Jakarta (ANTARA News) - Analis riset perusahaan finansial FXTM Lukman Otunuga menyoroti fenomena tertekannya nilai sejumlah mata uang negara-negara berkembang dan di berbagai kawasan, termasuk di Indonesia.

"Sebagian besar mata uang Asia sedikit tertekan pada hari Kamis, walaupun notulen rapat komite The Fed (Bank sentral AS) bulan Juni tidak banyak memberi isyarat tentang kecepatan dan jadwal kenaikan suku bunga AS," kata Lukman Otunuga di Jakarta, Jumat.

Menurut dia, prospek kenaikan suku bunga AS mulai membebani mata uang pasar berkembang, termasuk rupiah yang melemah terhadap dolar AS.

Ia juga menyebutkan, adanya ancaman arus keluar modal karena dolar AS yang menguat membuat investor "menyerang" sehingga sempat melemahkan nilai mata uang rupiah.

Sebelumnya, Gubernur Bank Indonesia Agus Martowardojo menilai pelemahan kurs rupiah yang sempat terjadi disebabkan penguatan indeks investasi di AS yang melebihi perkiraan awal investor, namun takaran depresiasi tersebut tidak mengkhawatirkan.
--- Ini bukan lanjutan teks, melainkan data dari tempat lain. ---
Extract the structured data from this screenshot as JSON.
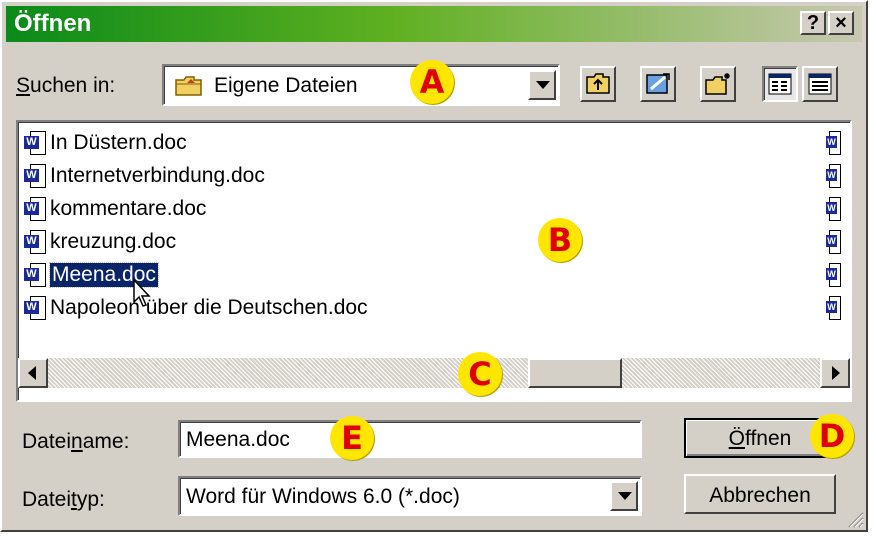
{
  "window": {
    "title": "Öffnen",
    "help_label": "?",
    "close_label": "×"
  },
  "lookin": {
    "label_prefix": "",
    "label_hotkey": "S",
    "label_rest": "uchen in:",
    "value": "Eigene Dateien"
  },
  "toolbar": {
    "icons": [
      "up-one-level-icon",
      "favorites-icon",
      "new-folder-icon",
      "list-view-icon",
      "details-view-icon"
    ]
  },
  "files": [
    {
      "name": "In Düstern.doc",
      "selected": false
    },
    {
      "name": "Internetverbindung.doc",
      "selected": false
    },
    {
      "name": "kommentare.doc",
      "selected": false
    },
    {
      "name": "kreuzung.doc",
      "selected": false
    },
    {
      "name": "Meena.doc",
      "selected": true
    },
    {
      "name": "Napoleon über die Deutschen.doc",
      "selected": false
    }
  ],
  "filename": {
    "label_prefix": "Datei",
    "label_hotkey": "n",
    "label_rest": "ame:",
    "value": "Meena.doc"
  },
  "filetype": {
    "label_prefix": "Datei",
    "label_hotkey": "t",
    "label_rest": "yp:",
    "value": "Word für Windows 6.0 (*.doc)"
  },
  "buttons": {
    "open_label": "Öffnen",
    "open_hotkey": "Ö",
    "open_rest": "ffnen",
    "cancel_label": "Abbrechen"
  },
  "annotations": [
    "A",
    "B",
    "C",
    "D",
    "E"
  ],
  "colors": {
    "titlebar_start": "#0a8a1a",
    "selection": "#0a246a",
    "badge_fill": "#ffe600",
    "badge_text": "#e00000"
  }
}
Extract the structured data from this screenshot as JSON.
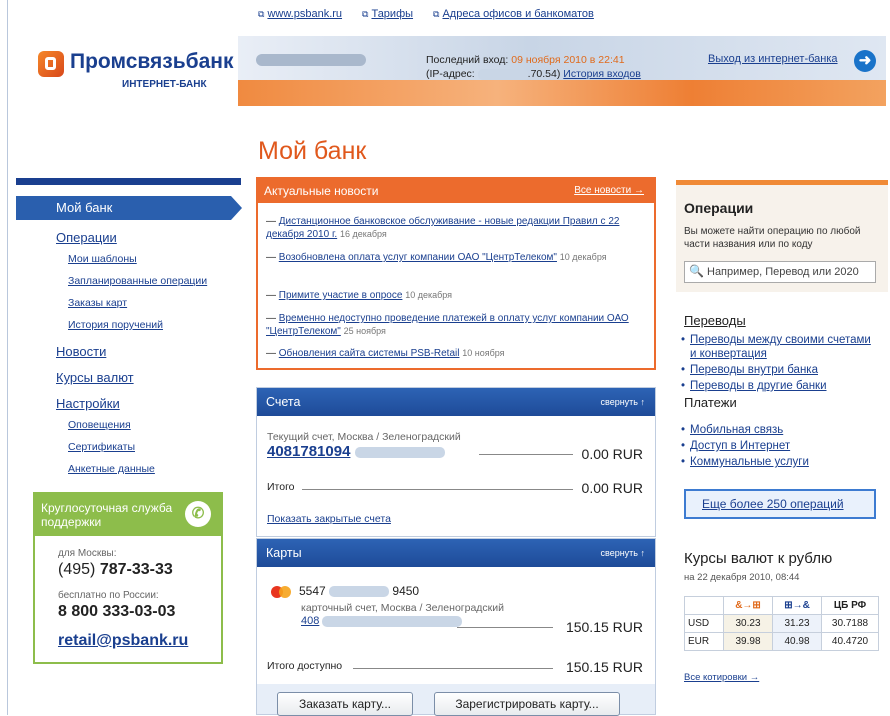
{
  "top_links": [
    "www.psbank.ru",
    "Тарифы",
    "Адреса офисов и банкоматов"
  ],
  "logo": {
    "name": "Промсвязьбанк",
    "sub": "ИНТЕРНЕТ-БАНК"
  },
  "header": {
    "last_login_label": "Последний вход:",
    "last_login_date": "09 ноября 2010 в 22:41",
    "ip_label": "(IP-адрес:",
    "ip_suffix": ".70.54)",
    "history_link": "История входов",
    "logout": "Выход из интернет-банка"
  },
  "page_title": "Мой банк",
  "sidebar": {
    "active": "Мой банк",
    "items": [
      {
        "label": "Операции",
        "sub": false
      },
      {
        "label": "Мои шаблоны",
        "sub": true
      },
      {
        "label": "Запланированные операции",
        "sub": true
      },
      {
        "label": "Заказы карт",
        "sub": true
      },
      {
        "label": "История поручений",
        "sub": true
      },
      {
        "label": "Новости",
        "sub": false
      },
      {
        "label": "Курсы валют",
        "sub": false
      },
      {
        "label": "Настройки",
        "sub": false
      },
      {
        "label": "Оповещения",
        "sub": true
      },
      {
        "label": "Сертификаты",
        "sub": true
      },
      {
        "label": "Анкетные данные",
        "sub": true
      }
    ]
  },
  "support": {
    "title": "Круглосуточная служба поддержки",
    "moscow_label": "для Москвы:",
    "moscow_code": "(495)",
    "moscow_num": "787-33-33",
    "russia_label": "бесплатно по России:",
    "russia_num": "8 800 333-03-03",
    "email": "retail@psbank.ru"
  },
  "news": {
    "title": "Актуальные новости",
    "all_link": "Все новости →",
    "items": [
      {
        "text": "Дистанционное банковское обслуживание - новые редакции Правил с 22 декабря 2010 г.",
        "date": "16 декабря"
      },
      {
        "text": "Возобновлена оплата услуг компании ОАО \"ЦентрТелеком\"",
        "date": "10 декабря"
      },
      {
        "text": "Примите участие в опросе",
        "date": "10 декабря"
      },
      {
        "text": "Временно недоступно проведение платежей в оплату услуг компании ОАО \"ЦентрТелеком\"",
        "date": "25 ноября"
      },
      {
        "text": "Обновления сайта системы PSB-Retail",
        "date": "10 ноября"
      }
    ]
  },
  "accounts": {
    "title": "Счета",
    "collapse": "свернуть ↑",
    "account_label": "Текущий счет, Москва / Зеленоградский",
    "account_number": "4081781094",
    "account_amount": "0.00 RUR",
    "total_label": "Итого",
    "total_amount": "0.00 RUR",
    "show_closed": "Показать закрытые счета"
  },
  "cards": {
    "title": "Карты",
    "collapse": "свернуть ↑",
    "card_prefix": "5547",
    "card_suffix": "9450",
    "card_account_label": "карточный счет, Москва / Зеленоградский",
    "card_account_num": "408",
    "card_amount": "150.15 RUR",
    "total_label": "Итого доступно",
    "total_amount": "150.15 RUR",
    "order_btn": "Заказать карту...",
    "register_btn": "Зарегистрировать карту..."
  },
  "operations": {
    "title": "Операции",
    "desc": "Вы можете найти операцию по любой части названия или по коду",
    "search_placeholder": "Например, Перевод или 2020",
    "transfers_title": "Переводы",
    "transfers": [
      "Переводы между своими счетами и конвертация",
      "Переводы внутри банка",
      "Переводы в другие банки"
    ],
    "payments_title": "Платежи",
    "payments": [
      "Мобильная связь",
      "Доступ в Интернет",
      "Коммунальные услуги"
    ],
    "more": "Еще более 250 операций"
  },
  "rates": {
    "title": "Курсы валют к рублю",
    "date": "на 22 декабря 2010, 08:44",
    "headers": [
      "",
      "&→⊞",
      "⊞→&",
      "ЦБ РФ"
    ],
    "rows": [
      [
        "USD",
        "30.23",
        "31.23",
        "30.7188"
      ],
      [
        "EUR",
        "39.98",
        "40.98",
        "40.4720"
      ]
    ],
    "all_link": "Все котировки →"
  }
}
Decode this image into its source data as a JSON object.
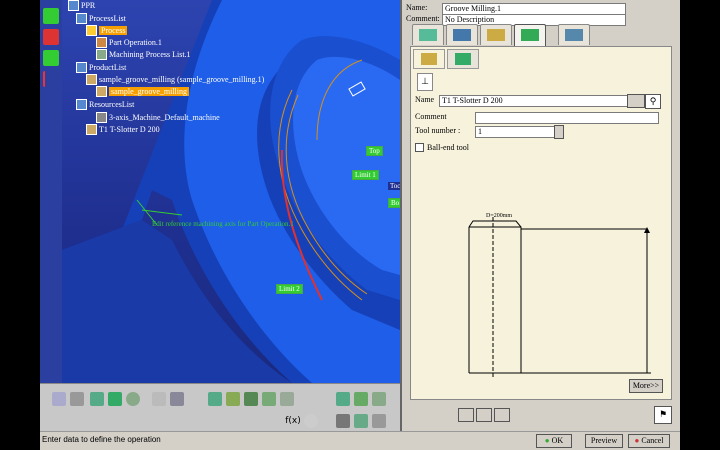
{
  "tree": {
    "root": "PPR",
    "process_list": "ProcessList",
    "process": "Process",
    "part_operation": "Part Operation.1",
    "machining_process_list": "Machining Process List.1",
    "product_list": "ProductList",
    "product_item": "sample_groove_milling (sample_groove_milling.1)",
    "product_selected": "sample_groove_milling",
    "resources_list": "ResourcesList",
    "machine": "3-axis_Machine_Default_machine",
    "tool": "T1 T-Slotter D 200"
  },
  "viewport": {
    "labels": {
      "top": "Top",
      "limit1": "Limit 1",
      "limit2": "Limit 2",
      "tool_label": "Toc",
      "bottom": "Bo"
    },
    "message": "Edit reference machining axis for Part Operation.1",
    "colors": {
      "part_blue": "#1e5ee8",
      "part_dark": "#1640b8",
      "highlight_green": "#33cc33",
      "edge_orange": "#d4901c"
    }
  },
  "dialog": {
    "name_label": "Name:",
    "name_value": "Groove Milling.1",
    "comment_label": "Comment:",
    "comment_value": "No Description",
    "tool_name_label": "Name",
    "tool_name_value": "T1 T-Slotter D 200",
    "comment2_label": "Comment",
    "comment2_value": "",
    "tool_number_label": "Tool number :",
    "tool_number_value": "1",
    "ball_end_label": "Ball-end tool",
    "diameter_label": "D=200mm",
    "more_button": "More>>",
    "ok_button": "OK",
    "preview_button": "Preview",
    "cancel_button": "Cancel"
  },
  "status": {
    "text": "Enter data to define the operation"
  }
}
Penguatan dolar AS juga memicu depresiasi terhadap sebagian besar mata uang di dunia, tidak hanya kepada rupiah saja, kata Agus di Gedung Bursa Efek Indonesia, Jakarta, Kamis (4/7).

"Kami melihat ini sebagai siklus normal dan kita melihat kondisi yang terus dalam kondisi baik, artinya tidak mengkhawatirkan," ujarnya.

Agus mengatakan pelemahan tersebut masih disebabkan siklus kegiatan ekonomi dan dalam dosis yang normal. Selain itu, fundamental ekonomi Indonesia juga, kata Agus, semakin kuat dan mampu pelemahan kurs rupiah lebih dalam.

Meskipun demikian, tekanan terhadap mata uang Indonesia di sisa tahun masih bisa terjadi. Sebabnya, pelaku pasar semakin meyakini Bank Sentral AS The Federal Reserve masih akan menaikkan suku bunga acuannya sisa enam bulan di tahun 2017 ini.

Ekspektasi tersebut akan semakin kuat jika investasi di AS terus menunjukkan hasil yang lebih baik dari perkiraan. Di samping itu, tekanan juga akan datang dari normalisasi neraca (balance sheet) The Fed dan penurunan harga komoditas.